Evidence—Statement Not an “Assertion” is not Hearsay

State v. Palmer, 628 Ariz. Adv. Rep. 8 (App. Div. II, February 17, 2012) (J. Brammer)


The defendant crashed his motorcycle and was taken to the hospital. A hospital employee found a bag of white rocks which turned out to be methamphetamine in a back pack that was brought into defendant's hospital room from the ambulance. Later two women friends of the defendant came into the hospital room and said, “where is your backpack?” to the defendant then left the room with the same backpack that had contained the meth. At trial the defendant claimed he never possessed meth and that the state failed to prove the backpack where meth was found belonged to him. He appealed his conviction on the basis the court wrongfully let the statement “where is your backpack?” into evidence in violation of the hearsay rule. The Arizona Court of Appeals affirmed.

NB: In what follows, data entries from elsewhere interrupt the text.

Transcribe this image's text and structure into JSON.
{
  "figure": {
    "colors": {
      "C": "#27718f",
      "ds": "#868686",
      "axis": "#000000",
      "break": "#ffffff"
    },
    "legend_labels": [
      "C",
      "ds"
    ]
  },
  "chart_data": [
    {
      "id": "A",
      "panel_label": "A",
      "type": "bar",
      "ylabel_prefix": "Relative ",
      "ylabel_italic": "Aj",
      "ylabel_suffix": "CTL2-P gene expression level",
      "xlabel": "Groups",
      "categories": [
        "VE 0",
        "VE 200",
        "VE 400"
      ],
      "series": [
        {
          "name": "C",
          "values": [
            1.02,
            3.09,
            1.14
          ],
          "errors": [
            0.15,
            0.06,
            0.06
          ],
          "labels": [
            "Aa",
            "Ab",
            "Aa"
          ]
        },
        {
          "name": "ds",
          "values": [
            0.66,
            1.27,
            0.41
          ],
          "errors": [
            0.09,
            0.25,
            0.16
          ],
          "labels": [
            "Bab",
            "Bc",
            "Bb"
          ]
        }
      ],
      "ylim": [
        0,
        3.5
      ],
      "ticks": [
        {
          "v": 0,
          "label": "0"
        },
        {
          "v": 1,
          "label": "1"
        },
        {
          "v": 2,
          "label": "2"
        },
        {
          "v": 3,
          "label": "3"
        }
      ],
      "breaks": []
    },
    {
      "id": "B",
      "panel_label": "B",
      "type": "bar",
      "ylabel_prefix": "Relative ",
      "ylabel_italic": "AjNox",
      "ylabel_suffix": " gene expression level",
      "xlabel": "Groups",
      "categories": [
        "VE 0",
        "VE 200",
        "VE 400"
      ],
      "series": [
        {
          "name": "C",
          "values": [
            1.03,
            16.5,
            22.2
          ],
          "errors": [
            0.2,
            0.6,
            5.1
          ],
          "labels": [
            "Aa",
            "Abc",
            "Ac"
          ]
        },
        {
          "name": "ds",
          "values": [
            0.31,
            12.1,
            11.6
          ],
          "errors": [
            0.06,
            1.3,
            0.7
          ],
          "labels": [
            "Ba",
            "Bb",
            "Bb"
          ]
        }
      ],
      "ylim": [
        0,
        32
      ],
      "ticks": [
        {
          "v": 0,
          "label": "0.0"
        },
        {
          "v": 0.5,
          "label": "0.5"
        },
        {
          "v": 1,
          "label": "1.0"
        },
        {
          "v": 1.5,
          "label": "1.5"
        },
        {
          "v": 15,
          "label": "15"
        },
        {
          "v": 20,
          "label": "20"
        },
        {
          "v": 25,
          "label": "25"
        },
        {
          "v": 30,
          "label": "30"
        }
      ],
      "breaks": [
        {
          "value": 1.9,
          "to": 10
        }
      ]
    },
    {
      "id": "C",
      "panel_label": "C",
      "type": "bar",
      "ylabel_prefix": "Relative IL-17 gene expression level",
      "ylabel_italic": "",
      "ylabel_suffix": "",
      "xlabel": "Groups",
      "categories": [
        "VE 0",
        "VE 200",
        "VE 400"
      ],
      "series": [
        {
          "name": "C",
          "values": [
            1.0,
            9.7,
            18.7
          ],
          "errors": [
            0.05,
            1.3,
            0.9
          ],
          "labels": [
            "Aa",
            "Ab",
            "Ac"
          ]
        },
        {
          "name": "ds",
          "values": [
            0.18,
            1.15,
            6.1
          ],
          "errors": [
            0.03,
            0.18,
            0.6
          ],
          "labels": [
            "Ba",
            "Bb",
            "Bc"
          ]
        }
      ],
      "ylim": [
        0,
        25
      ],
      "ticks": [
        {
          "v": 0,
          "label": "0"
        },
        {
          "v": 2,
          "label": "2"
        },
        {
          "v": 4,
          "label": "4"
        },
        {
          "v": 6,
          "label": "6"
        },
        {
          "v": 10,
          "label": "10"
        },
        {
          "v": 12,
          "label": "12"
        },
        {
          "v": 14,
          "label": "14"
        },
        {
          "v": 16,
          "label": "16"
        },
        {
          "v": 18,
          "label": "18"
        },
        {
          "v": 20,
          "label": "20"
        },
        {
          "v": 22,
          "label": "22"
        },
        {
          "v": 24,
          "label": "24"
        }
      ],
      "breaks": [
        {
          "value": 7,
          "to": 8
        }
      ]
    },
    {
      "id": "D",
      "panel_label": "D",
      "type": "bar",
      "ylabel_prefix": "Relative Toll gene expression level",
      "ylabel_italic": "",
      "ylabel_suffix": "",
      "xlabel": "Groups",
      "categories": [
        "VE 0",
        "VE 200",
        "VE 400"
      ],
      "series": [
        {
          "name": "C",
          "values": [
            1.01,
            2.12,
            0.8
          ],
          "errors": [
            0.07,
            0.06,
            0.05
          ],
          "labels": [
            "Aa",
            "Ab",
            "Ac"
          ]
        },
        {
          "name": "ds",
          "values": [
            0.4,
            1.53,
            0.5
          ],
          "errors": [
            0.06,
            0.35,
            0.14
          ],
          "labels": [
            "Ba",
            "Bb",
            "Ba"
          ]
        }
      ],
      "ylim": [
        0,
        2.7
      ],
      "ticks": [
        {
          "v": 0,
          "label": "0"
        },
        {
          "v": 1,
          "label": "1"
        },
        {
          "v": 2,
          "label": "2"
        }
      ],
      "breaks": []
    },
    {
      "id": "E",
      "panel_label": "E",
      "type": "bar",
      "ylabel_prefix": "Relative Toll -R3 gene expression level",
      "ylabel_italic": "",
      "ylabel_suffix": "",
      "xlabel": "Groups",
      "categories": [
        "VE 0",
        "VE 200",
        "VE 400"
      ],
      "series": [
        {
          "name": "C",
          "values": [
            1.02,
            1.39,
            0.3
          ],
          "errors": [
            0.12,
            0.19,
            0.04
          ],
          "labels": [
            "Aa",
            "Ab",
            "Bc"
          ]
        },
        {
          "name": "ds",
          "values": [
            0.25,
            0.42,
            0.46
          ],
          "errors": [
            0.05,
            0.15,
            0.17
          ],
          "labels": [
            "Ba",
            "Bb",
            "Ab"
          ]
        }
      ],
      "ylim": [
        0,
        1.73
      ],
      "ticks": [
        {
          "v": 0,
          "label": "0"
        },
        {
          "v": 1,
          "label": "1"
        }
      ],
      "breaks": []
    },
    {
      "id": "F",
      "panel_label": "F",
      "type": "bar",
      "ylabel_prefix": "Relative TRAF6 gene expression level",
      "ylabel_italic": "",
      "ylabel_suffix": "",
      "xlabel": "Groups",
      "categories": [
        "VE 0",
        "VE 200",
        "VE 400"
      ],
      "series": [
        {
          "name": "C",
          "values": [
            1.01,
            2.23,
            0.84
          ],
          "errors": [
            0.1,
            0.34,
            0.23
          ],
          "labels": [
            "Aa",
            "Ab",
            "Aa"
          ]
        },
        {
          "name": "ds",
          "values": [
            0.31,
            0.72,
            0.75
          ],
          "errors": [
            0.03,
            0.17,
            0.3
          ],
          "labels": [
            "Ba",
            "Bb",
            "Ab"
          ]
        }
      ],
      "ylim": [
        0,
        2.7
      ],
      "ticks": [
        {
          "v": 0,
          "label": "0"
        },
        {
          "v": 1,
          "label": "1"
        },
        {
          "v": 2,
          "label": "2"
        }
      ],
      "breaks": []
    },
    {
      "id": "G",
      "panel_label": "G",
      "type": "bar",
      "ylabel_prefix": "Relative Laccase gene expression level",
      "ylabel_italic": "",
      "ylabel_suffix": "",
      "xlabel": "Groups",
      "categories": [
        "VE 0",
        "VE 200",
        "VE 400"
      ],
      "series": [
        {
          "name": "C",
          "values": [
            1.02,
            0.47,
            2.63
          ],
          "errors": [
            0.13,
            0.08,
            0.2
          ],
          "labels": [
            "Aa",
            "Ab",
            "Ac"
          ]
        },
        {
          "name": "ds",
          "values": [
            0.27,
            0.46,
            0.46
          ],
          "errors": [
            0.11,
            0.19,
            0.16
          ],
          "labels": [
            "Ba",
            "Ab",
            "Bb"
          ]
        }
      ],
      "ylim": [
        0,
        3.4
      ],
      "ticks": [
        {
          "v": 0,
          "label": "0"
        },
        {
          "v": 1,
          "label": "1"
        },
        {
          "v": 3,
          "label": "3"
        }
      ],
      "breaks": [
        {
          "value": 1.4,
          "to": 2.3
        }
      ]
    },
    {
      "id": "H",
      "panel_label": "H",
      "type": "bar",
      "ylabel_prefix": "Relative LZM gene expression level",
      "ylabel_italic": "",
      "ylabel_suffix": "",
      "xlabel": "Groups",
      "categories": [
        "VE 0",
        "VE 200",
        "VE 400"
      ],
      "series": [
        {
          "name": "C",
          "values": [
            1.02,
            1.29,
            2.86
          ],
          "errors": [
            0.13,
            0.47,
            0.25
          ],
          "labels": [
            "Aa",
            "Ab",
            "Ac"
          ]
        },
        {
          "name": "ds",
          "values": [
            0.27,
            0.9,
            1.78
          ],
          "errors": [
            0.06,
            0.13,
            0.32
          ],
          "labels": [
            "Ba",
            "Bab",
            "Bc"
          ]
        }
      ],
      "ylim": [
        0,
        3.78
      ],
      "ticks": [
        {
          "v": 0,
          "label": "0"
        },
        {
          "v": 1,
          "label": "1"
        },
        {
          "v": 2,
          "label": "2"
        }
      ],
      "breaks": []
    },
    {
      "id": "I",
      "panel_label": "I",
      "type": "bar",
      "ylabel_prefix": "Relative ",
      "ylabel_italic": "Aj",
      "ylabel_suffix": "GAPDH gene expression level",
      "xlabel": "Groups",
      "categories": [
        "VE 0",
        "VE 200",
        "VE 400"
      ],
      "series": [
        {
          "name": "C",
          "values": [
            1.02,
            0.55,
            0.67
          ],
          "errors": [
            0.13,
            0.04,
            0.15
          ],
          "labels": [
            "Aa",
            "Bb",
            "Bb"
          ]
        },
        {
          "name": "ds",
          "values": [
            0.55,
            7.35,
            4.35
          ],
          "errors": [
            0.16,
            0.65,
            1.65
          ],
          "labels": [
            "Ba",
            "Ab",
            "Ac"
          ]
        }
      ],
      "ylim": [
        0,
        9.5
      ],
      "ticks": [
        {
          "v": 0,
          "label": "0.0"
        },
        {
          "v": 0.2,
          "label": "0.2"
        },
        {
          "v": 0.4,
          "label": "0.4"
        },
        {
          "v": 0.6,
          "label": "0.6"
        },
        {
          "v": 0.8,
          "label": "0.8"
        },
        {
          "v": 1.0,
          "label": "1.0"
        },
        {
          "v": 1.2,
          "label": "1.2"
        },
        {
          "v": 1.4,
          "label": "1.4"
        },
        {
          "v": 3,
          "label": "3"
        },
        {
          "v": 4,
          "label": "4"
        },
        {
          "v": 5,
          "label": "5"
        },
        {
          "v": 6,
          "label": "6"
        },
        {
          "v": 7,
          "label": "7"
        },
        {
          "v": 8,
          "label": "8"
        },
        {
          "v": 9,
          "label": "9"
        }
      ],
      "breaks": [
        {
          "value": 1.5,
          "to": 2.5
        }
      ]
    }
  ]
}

The court held: “The statement the women made was not intended as an assertion and thus was not inadmissible hearsay. Hearsay is "a statement, other than one made by the declarant while testifying at the trial or hearing, offered in evidence to prove the truth of the matter asserted." Ariz. R. Evid. 801(c). A "statement" is further defined as either "an oral or written assertion" or "nonverbal conduct of a person, if it is intended by the person as an assertion." Ariz. R. Evid. 801(a).2 "[W]ords or conduct not intended as assertions are not hearsay even when offered as evidence of the declarant's implicit belief of a fact."